Krise verleiht Flügel
Resiliente Personen haben grundsätzlich eine positive Herangehensweise und eine gewisse Stressresistenz. Dennoch ist Resilienztraining weit mehr als eine Konzentrationsübung zu den individuellen Stärken und persönlichem Optimismus. Im Krisenfall gilt es zunächst kühlen Kopf zu bewahren. Stress blockiert oftmals die rationale Entscheidungsfindung, erklärt Franz Kokoth, der im WIFI Steiermark Seminare zum Thema Resilienz hält: »Resiliente Menschen gehen in solchen Situationen einen Schritt zurück und schauen sich das Problem aus einiger Entfernung an. Dieser Perspektivenwechsel gibt der Krise klare Konturen und das notwendige Aufgabenspektrum.« Bei Unternehmen kommt noch der Aspekt der Innovationsfähigkeit dazu. Während die einen an der Wirtschaftskrise zerbrechen oder an sich ständig ändernden Rahmenbedingungen verzweifeln, scheinen diese unerwarteten Ereignisse andere geradezu zu beflügeln. Mit schierer Lust und Begeisterung werden neue Produkte ent- und verworfen, alternative Standbeine gesucht, unterschiedliche Szenarien durchgespielt.

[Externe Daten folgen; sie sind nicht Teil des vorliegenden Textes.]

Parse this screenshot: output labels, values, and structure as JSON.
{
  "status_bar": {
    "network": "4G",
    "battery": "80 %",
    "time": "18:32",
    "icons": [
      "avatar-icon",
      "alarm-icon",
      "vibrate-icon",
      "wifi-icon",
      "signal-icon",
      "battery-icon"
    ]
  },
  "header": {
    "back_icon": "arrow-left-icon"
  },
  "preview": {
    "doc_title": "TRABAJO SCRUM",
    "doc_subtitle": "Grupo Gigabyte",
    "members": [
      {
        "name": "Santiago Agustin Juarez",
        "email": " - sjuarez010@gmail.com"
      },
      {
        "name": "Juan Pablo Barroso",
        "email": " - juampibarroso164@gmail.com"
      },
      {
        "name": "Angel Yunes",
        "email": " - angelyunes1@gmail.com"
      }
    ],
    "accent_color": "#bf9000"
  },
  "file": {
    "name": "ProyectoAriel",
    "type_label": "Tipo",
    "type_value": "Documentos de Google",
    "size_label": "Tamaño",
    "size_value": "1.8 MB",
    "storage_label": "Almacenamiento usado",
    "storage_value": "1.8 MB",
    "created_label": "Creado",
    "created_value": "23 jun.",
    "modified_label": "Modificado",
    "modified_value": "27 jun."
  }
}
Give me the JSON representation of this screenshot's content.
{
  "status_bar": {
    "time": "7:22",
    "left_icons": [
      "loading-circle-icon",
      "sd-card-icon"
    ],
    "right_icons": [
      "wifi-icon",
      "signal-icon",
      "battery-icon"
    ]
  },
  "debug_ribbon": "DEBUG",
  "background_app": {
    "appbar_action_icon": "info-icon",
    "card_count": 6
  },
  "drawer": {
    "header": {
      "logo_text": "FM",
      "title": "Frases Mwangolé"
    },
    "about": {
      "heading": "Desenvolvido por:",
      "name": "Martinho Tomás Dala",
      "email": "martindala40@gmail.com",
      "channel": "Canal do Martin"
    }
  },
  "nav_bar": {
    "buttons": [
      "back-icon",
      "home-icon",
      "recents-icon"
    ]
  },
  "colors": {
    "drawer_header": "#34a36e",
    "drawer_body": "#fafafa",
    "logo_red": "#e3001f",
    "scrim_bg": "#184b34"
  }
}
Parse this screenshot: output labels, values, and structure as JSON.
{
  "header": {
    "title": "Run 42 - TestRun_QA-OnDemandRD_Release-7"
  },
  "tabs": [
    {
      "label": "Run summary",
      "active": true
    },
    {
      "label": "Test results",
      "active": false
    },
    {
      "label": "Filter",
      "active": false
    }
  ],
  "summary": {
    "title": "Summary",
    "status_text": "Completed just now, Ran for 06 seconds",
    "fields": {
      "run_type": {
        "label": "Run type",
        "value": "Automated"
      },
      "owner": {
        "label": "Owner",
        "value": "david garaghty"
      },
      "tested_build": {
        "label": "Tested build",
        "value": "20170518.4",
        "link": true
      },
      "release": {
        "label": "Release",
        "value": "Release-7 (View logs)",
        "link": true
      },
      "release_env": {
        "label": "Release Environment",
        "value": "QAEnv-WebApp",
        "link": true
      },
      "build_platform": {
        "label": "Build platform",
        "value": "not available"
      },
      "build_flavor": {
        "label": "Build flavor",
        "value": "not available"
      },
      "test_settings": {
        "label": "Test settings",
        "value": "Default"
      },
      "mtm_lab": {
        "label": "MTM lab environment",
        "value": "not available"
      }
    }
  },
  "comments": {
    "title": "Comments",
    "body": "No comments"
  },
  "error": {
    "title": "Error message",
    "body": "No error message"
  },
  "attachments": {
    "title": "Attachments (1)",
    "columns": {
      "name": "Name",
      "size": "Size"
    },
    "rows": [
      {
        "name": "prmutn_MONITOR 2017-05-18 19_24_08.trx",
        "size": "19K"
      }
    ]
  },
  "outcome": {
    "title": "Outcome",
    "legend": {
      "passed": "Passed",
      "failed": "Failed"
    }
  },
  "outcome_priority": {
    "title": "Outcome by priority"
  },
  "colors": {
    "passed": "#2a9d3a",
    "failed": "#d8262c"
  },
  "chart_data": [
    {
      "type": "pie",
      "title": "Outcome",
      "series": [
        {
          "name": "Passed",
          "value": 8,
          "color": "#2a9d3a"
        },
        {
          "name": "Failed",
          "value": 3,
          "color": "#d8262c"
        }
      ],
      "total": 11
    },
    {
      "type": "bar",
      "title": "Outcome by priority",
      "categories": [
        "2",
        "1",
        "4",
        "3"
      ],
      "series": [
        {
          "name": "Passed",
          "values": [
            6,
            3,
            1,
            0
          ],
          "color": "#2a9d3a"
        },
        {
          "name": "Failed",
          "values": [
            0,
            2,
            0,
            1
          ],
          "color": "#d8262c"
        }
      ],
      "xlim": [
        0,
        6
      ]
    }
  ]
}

Dahinter steckt die Überlegung, für möglichst viele Eventualiäten vorbereitet zu sein. Wer die Risiken kennt, kann sie umschiffen. Tritt dennoch eine unvorhergesehene Turbulenz ein, eignen sich flexible Strukturen und die erprobten Vorgangsweisen allemal für erste Stabilisierungsmaßnahmen. Die Verletzlichkeit der Organisation wird reduziert, die möglichst rasche Rückkehr zum Tagesgeschäft hat oberste Priorität. Nach der Bewältigung der akuten Situation ist eine Phase der Evaluierung unumgänglich, deren Ergebnisse wiederum in die Strukturen und Prozesse einfließen müssen – denn die nächste Turbulenz kommt bestimmt.